GreenPeace continua ad essere in prima linea sulla questione dell’acqua potabile inquinata da PFSA in una vasta area del Veneto dove migliaia di cittadini sono stati esposti ad acqua che non sarebbe considerata sicura negli Stati Uniti o in Svezia. Perché i livelli di PFAS (sostanze perfluoroalchiliche) sono davvero troppo alti, ma i limiti di legge adottati dal Veneto sono fra i più alti al mondo. Oggi, in una conferenza stampa a Padova, l’associazione ambientalista ha presentato il rapporto “Non ce la beviamo”.I campioni di acqua potabile sono stati raccolti lo scorso aprile in diciotto scuole primarie e sette fontane pubbliche nelle province di Vicenza, Verona, Padova e Rovigo. In più della metà dei campioni sono stati superati i valori di PFAS ritenuti sicuri per la salute in altri paesi. Questo dato è ancora più grave visto che gran parte dei superamenti riguarda le scuole: i bambini, come è noto, sono tra i soggetti più a rischio.

I risultati hanno evidenziato, seppur in concentrazioni diverse, la presenza di PFAS in tutti i campioni analizzati, incluse Padova, Verona, Vicenza e alcuni comuni della Provincia di Rovigo, oltre ai comuni della zona rossa per i quali la contaminazione è già nota. Nel campione di acqua prelevato presso la scuola di San Giovanni Lupatoto, un comune non incluso nella zona a maggiore contaminazione, è stato addirittura superato, seppur di poco, il livello di PFOS (Acido Perfluorottansolfonico) consentito nell’acqua potabile in Veneto.

Possiamo dire ora che i cittadini potenzialmente esposti alla contaminazione da PFAS attraverso l’acqua potabile sono oltre 800 mila. È un’emergenza ambientale senza precedenti che tocca anche i principali capoluoghi veneti”, dichiara Giuseppe Ungherese, Responsabile Campagna Inquinamento di Greenpeace Italia.

“I provvedimenti di tipo sanitario adottati finora dalla Regione Veneto non sono sufficienti a tutelare l’ambiente e la salute dei cittadini. La situazione è fuori controllo. Sono passati già quattro anni dalla scoperta della contaminazione da sostanze perfluoroalchiliche, quanti anni ancora dovranno aspettare i cittadini affinché la Regione individui e blocchi gli scarichi di PFAS? Se non si interviene sulla contaminazione alla radice, trattandosi di sostanze bioaccumulabili, la situazione si aggraverà ulteriormente” conclude Ungherese.

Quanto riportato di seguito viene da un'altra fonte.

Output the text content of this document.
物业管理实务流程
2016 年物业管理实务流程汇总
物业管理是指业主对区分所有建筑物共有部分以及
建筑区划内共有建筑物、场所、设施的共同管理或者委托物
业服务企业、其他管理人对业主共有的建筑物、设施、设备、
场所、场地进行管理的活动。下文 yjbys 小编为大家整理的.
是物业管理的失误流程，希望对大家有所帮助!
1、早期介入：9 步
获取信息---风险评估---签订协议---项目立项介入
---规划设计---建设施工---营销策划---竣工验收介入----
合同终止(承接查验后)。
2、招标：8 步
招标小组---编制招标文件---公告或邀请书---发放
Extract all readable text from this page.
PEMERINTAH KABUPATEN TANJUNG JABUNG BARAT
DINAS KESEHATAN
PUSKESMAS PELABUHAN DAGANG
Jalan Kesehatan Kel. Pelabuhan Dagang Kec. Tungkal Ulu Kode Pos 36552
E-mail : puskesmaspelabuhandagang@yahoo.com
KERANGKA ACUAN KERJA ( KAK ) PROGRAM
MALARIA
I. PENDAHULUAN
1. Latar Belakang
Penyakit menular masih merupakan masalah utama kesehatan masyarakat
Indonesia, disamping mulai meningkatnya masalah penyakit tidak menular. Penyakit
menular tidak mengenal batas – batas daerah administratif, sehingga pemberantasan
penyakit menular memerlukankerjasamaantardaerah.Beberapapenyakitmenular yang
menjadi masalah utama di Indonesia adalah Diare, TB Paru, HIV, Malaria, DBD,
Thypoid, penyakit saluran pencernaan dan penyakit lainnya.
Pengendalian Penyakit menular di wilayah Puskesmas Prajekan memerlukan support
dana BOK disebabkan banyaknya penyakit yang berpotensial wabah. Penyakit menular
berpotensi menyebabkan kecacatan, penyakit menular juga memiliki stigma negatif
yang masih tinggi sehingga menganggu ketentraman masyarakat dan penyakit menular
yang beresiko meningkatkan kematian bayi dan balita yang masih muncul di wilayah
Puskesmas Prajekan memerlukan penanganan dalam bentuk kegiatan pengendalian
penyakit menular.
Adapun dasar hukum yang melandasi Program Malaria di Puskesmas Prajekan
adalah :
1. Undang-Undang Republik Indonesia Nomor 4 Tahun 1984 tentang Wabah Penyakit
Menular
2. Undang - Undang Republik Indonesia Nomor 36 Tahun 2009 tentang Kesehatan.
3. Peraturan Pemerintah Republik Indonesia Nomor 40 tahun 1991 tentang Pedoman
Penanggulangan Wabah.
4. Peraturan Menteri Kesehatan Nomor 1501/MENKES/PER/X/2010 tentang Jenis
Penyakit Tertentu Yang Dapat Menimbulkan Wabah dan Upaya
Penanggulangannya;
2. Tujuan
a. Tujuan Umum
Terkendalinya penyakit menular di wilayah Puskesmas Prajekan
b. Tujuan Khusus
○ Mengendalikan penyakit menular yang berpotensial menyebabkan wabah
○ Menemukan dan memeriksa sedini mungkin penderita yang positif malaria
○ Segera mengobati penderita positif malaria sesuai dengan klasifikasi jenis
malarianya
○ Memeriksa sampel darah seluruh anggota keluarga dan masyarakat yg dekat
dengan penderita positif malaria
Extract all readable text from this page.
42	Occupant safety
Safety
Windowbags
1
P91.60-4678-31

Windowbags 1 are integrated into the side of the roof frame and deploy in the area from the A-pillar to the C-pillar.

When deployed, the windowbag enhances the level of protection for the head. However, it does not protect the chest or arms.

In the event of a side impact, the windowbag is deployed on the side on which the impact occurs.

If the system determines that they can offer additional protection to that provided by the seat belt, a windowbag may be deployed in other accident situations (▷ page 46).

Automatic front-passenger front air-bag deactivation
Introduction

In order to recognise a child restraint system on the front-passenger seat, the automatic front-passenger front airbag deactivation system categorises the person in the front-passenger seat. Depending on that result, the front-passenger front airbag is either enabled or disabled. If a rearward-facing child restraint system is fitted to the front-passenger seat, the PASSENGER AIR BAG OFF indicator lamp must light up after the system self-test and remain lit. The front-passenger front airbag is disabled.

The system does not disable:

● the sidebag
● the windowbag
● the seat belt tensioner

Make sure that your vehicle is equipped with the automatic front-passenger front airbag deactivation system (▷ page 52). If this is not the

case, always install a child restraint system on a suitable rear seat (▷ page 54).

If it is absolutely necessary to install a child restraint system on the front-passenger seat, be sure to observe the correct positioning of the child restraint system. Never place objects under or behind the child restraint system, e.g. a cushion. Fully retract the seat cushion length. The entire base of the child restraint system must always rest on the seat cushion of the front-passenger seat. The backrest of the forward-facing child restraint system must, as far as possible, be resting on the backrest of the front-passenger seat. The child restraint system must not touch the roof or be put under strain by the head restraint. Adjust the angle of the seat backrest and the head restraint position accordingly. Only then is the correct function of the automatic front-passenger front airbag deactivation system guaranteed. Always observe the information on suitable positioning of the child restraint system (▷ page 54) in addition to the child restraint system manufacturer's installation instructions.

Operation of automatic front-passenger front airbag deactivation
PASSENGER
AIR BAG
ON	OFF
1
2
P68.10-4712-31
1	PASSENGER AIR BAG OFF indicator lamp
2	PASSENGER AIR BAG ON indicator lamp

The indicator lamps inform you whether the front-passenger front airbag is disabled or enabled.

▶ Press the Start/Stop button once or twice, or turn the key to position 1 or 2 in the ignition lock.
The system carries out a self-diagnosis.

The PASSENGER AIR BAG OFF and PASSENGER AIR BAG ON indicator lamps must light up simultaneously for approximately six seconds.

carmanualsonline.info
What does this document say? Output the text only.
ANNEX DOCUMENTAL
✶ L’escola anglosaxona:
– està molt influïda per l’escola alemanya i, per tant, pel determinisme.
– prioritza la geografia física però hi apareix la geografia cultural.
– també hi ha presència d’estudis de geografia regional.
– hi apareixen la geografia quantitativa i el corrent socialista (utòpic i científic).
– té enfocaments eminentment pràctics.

Dal rapporto emerge la presenza di PFAS anche nell’acqua potabile di scuole e fontane pubbliche lontane dalla zona più contaminata. Inoltre, nelle varie località sono state riscontrate diverse tipologie di PFAS con pattern di contaminazione differenziati che suggeriscono la possibile presenza di altre fonti di inquinamento rispetto a quelle già individuate e che insistono sulla zona rossa.

Nei mesi scorsi, proprio per tutelare l’ambiente e la salute dei cittadini, Greenpeace ha lanciato una petizione per chiedere alla Regione Veneto di censire e bloccare tutte le fonti di inquinamento da PFAS e di adeguare, ai livelli più restrittivi vigenti in altri Paesi, le concentrazioni di PFAS consentite nell’acqua potabile.